Participants in the Solicitation

Holdings, Swvl, Queen’s Gambit and their respective directors, executive officers, other members of management, and employees, under SEC rules, may be deemed participants in the solicitation of proxies of Queen’s Gambit’s shareholders in connection with the business combination. Investors and security holders may obtain more detailed information regarding the names and interests in the business combination of the directors and officers of Holdings, Swvl and Queen’s Gambit in the registration statement on Form F-4 to be filed with the SEC by Holdings, which will include the proxy statement of Queen’s Gambit for the business combination.
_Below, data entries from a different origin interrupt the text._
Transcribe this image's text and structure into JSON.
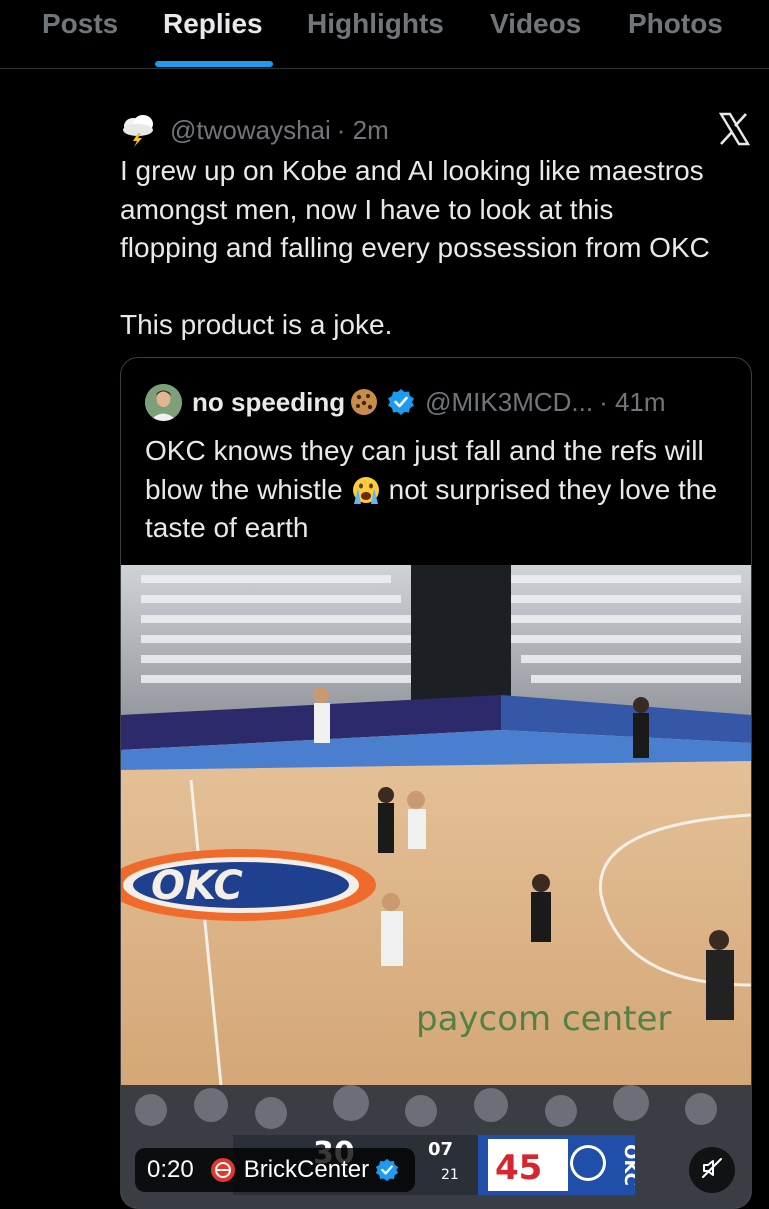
{
  "tabs": [
    {
      "label": "Posts",
      "active": false
    },
    {
      "label": "Replies",
      "active": true
    },
    {
      "label": "Highlights",
      "active": false
    },
    {
      "label": "Videos",
      "active": false
    },
    {
      "label": "Photos",
      "active": false
    }
  ],
  "tweet": {
    "handle": "@twowayshai",
    "time": "· 2m",
    "icon": "storm-cloud-emoji",
    "text_lines": [
      "I grew up on Kobe and AI looking like maestros",
      "amongst men, now I have to look at this",
      "flopping and falling every possession from OKC"
    ],
    "text_last": "This product is a joke.",
    "source_icon": "x-logo-icon"
  },
  "quote": {
    "name": "no speeding",
    "handle": "@MIK3MCD...",
    "time": "· 41m",
    "text_part1": "OKC knows they can just fall and the refs will blow the whistle",
    "text_part2": "not surprised they love the taste of earth",
    "video": {
      "duration": "0:20",
      "channel": "BrickCenter",
      "scoreboard": {
        "away_score": "30",
        "clock": "07",
        "shot_clock": "21",
        "home_score": "45",
        "home_team": "OKC"
      },
      "court_logo": "OKC",
      "sponsor": "paycom center"
    }
  },
  "colors": {
    "background": "#000000",
    "text": "#e7e9ea",
    "muted": "#71767b",
    "accent": "#1d9bf0",
    "border": "#2f3336"
  }
}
Information about Queen’s Gambit’s directors and executive officers is also available in Queen’s Gambit’s Annual Report on Form 10-K for the fiscal year ended December 31, 2020 and other relevant materials filed with the SEC.

No Offer or Solicitation

This communication is for informational purposes only and is not a “solicitation” as defined in Section 14 of the Securities Exchange Act of 1934, as amended. This communication is neither an offer to purchase, nor a solicitation of an offer to sell, subscribe for or buy any securities or the solicitation of any vote in any jurisdiction pursuant to the business combination or otherwise, nor shall there be any sale, issuance or transfer of securities in any jurisdiction in contravention of applicable law. No offer of securities shall be made except by means of a prospectus meeting the requirements of Section 10 of the Securities Act of 1933, as amended.